Bells in Weyburn will ring 100 times at sunset on Sunday, Nov. 11, to mark the signing of the Armistice that ended the First World War one century ago.
All Saints Anglican

Bells in Weyburn will ring 100 times at sunset on Sunday, Nov. 11, to mark the signing of the Armistice that ended the First World War one century ago.

The bell-ringing will be part of a nation-wide “Bells of Peace” campaign to remember the heavy price paid by Canadians in the war effort, and it will occur in Weyburn at three of the churches.

Dale Huff, the sergeant-at-arms for the Weyburn Legion’s Colour Guard, will ring the bell at All Saints Anglican Church, which is the only one of the three with an actual bell to ring. Electronic bells will be rung at St. Vincent de Paul Roman Catholic Church and Knox Presbyterian Church, and they will all ring at 5:18 p.m., which is sunset in Weyburn on that day.

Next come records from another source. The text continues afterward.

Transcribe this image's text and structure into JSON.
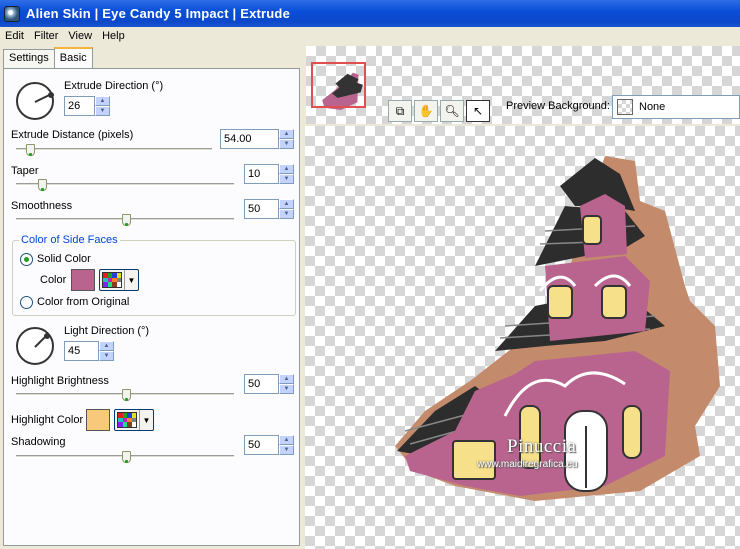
{
  "window": {
    "title": "Alien Skin | Eye Candy 5 Impact | Extrude"
  },
  "menu": [
    "Edit",
    "Filter",
    "View",
    "Help"
  ],
  "tabs": [
    {
      "label": "Settings"
    },
    {
      "label": "Basic",
      "active": true
    }
  ],
  "basic": {
    "extrude_direction": {
      "label": "Extrude Direction (°)",
      "value": "26"
    },
    "extrude_distance": {
      "label": "Extrude Distance (pixels)",
      "value": "54.00",
      "slider_fraction": 0.1
    },
    "taper": {
      "label": "Taper",
      "value": "10",
      "slider_fraction": 0.1
    },
    "smoothness": {
      "label": "Smoothness",
      "value": "50",
      "slider_fraction": 0.5
    },
    "side_faces": {
      "legend": "Color of Side Faces",
      "solid_color": "Solid Color",
      "color_label": "Color",
      "color_from_original": "Color from Original",
      "selected": "solid",
      "color": "#b9648f"
    },
    "light_direction": {
      "label": "Light Direction (°)",
      "value": "45"
    },
    "highlight_brightness": {
      "label": "Highlight Brightness",
      "value": "50",
      "slider_fraction": 0.5
    },
    "highlight_color": {
      "label": "Highlight Color",
      "color": "#f7c97a"
    },
    "shadowing": {
      "label": "Shadowing",
      "value": "50",
      "slider_fraction": 0.5
    }
  },
  "preview": {
    "background_label": "Preview Background:",
    "background_value": "None",
    "tools": [
      "zoom-fit-icon",
      "hand-icon",
      "magnifier-icon",
      "arrow-icon"
    ],
    "watermark_name": "Pinuccia",
    "watermark_url": "www.maidiregrafica.eu"
  }
}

The bell-ringing commemorates the ringing of church bells which erupted spontaneously from coast to coast across Canada to mark the end of the Great War on Nov. 11, 1918, “as an outpouring of relief that four years of war had come to an end,” said the BBC News.

Canada’s population was around eight million at the time of the First World War, with around seven per cent of the total population in uniform at some point during the war, along with hundreds of thousands of Canadians working on the home front in support of the war.

A total of 619,636 Canadians enlisted with the Canadian Expeditionary Force during the war, and of those, 424,000 served overseas, with close to 66,000 Canadians killed during the war, and 172,000 wounded. In addition to these numbers, 1,305 residents from the Dominion of Newfoundland were killed during the war and several thousand were injured.

Of the wounded who survived, 3,461 men and one woman had a limb amputated, and authorities identified over 9,000 Canadians who suffered from “shell shock”. It is estimated that the war affected at least 425,000 families.

The last known surviving veteran of the First World War in Canada, John Babcock, died at the age of 109 in February of 2010.